Your approach will probably work OK for a moderate amount of data, but you've made one rank the central point of communication here. That's not going to scale terribly well.
You're on the right track with your part 2: a parallel write using MPI-IO sounds like a good approach to me. Here's how that might go:
- Continue to have your T processes read their inputs.
- I'm going to assume that 'id' is densely allocated. What I mean is, in this collection of files, can a process know if it sees
data with id: 4
that some other processes have id 1, 2, 3, and 5 ? If so, then every process knows where it's data has to go. - Let's also assume each 'data' is fixed size. The approach is only a little more complicated if that's not the case.
If you don't know the max ID and the max timesteps, you'd have to do a bit of communication (MPI_Allreduce with MPI_MAX as the operation) to find that.

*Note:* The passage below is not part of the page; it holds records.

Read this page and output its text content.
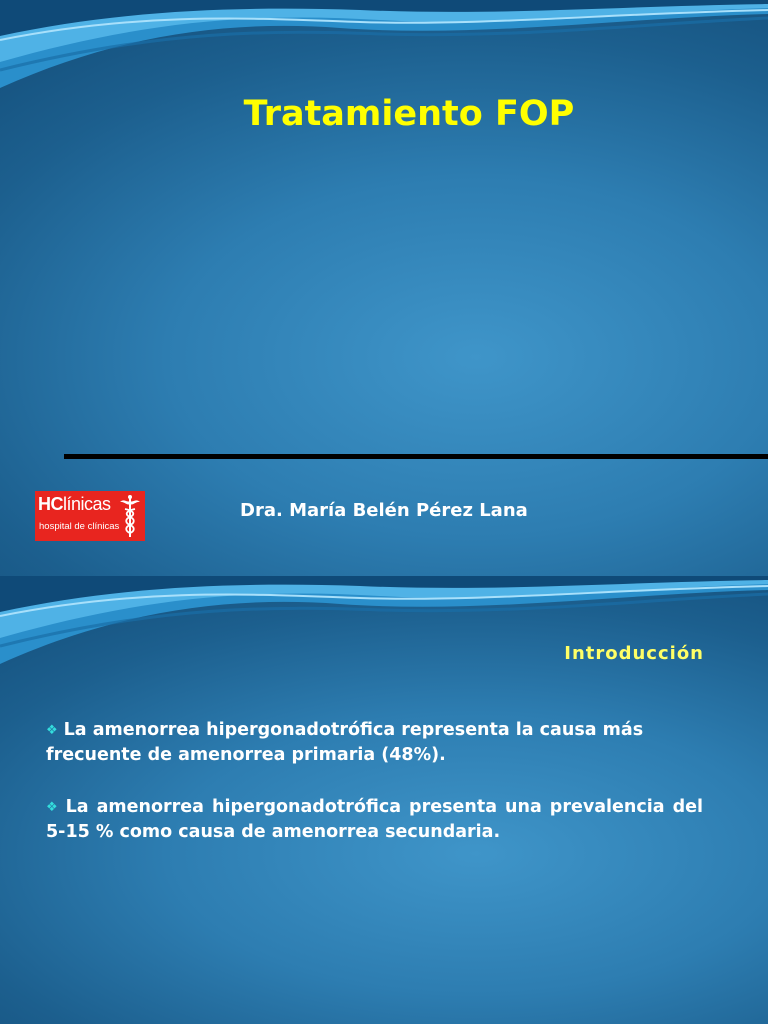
Tratamiento FOP
HClínicas
hospital de clínicas
Dra. María Belén Pérez Lana
Introducción
❖ La amenorrea hipergonadotrófica representa la causa más frecuente de amenorrea primaria (48%).
❖ La amenorrea hipergonadotrófica presenta una prevalencia del 5-15 % como causa de amenorrea secundaria.
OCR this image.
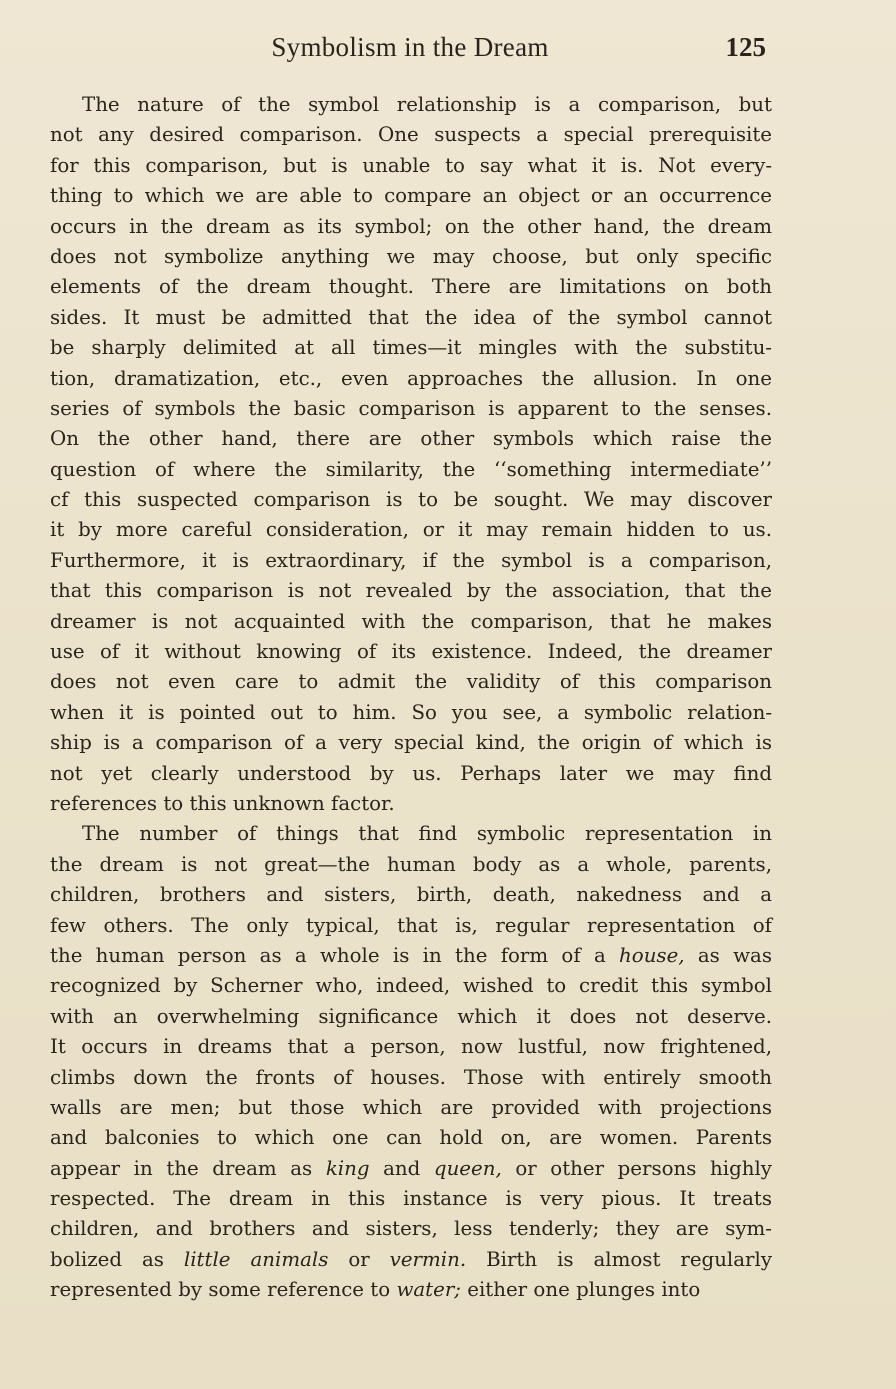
Symbolism in the Dream	125
The nature of the symbol relationship is a comparison, but
not any desired comparison. One suspects a special prerequisite
for this comparison, but is unable to say what it is. Not every-
thing to which we are able to compare an object or an occurrence
occurs in the dream as its symbol; on the other hand, the dream
does not symbolize anything we may choose, but only specific
elements of the dream thought. There are limitations on both
sides. It must be admitted that the idea of the symbol cannot
be sharply delimited at all times—it mingles with the substitu-
tion, dramatization, etc., even approaches the allusion. In one
series of symbols the basic comparison is apparent to the senses.
On the other hand, there are other symbols which raise the
question of where the similarity, the ‘‘something intermediate’’
cf this suspected comparison is to be sought. We may discover
it by more careful consideration, or it may remain hidden to us.
Furthermore, it is extraordinary, if the symbol is a comparison,
that this comparison is not revealed by the association, that the
dreamer is not acquainted with the comparison, that he makes
use of it without knowing of its existence. Indeed, the dreamer
does not even care to admit the validity of this comparison
when it is pointed out to him. So you see, a symbolic relation-
ship is a comparison of a very special kind, the origin of which is
not yet clearly understood by us. Perhaps later we may find
references to this unknown factor.
The number of things that find symbolic representation in
the dream is not great—the human body as a whole, parents,
children, brothers and sisters, birth, death, nakedness and a
few others. The only typical, that is, regular representation of
the human person as a whole is in the form of a house, as was
recognized by Scherner who, indeed, wished to credit this symbol
with an overwhelming significance which it does not deserve.
It occurs in dreams that a person, now lustful, now frightened,
climbs down the fronts of houses. Those with entirely smooth
walls are men; but those which are provided with projections
and balconies to which one can hold on, are women. Parents
appear in the dream as king and queen, or other persons highly
respected. The dream in this instance is very pious. It treats
children, and brothers and sisters, less tenderly; they are sym-
bolized as little animals or vermin. Birth is almost regularly
represented by some reference to water; either one plunges into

With these preliminaries, you can set an MPI-IO "file view", probably using MPI_Type_indexed
On rank 0, this gets a bit more complicated because you need to add to your list of data the timestep markers. Or, you can define a file format with an index of timesteps, and store that index in a header or footer.

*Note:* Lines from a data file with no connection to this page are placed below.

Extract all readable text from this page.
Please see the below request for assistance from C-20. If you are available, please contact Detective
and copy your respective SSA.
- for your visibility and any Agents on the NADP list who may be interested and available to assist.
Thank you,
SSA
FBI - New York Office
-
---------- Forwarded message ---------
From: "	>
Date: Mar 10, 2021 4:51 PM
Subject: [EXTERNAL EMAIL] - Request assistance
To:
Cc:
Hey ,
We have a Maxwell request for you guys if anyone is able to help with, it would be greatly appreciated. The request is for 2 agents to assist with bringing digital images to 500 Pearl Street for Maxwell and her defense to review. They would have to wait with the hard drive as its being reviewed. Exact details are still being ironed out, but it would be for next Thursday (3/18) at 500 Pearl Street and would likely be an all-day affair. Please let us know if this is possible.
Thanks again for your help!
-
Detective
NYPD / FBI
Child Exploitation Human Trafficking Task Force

The code would look roughly like this:
for(i=0; i<nitems; i++)
datalen[i] = sizeof(item);
offsets[i] = sizeof(item)*index_of_item;
}
MPI_Type_create_indexed(nitems, datalen, offsets, MPI_BYTE, &filetype);
MPI_File_set_view(fh, 0, MPI_BYTE, filetype, "native", MPI_INFO_NULL);
MPI_File_write_all(fh, buffer, nitems*sizeof(item), MPI_BYTE, &status);
The _all bit here is important: you're going to create a highly non-contiguous, irregular access pattern from each MPI processor. Give the MPI-IO library a chance to optimize that request.
Also it's important to note that MPI-IO file views must be monotonically non-decreasing, so you'll have to sort the items locally before writing the data out collectively. Local memory operations have an insignificant cost relative to an I/O operation, so this usually isn't a big deal.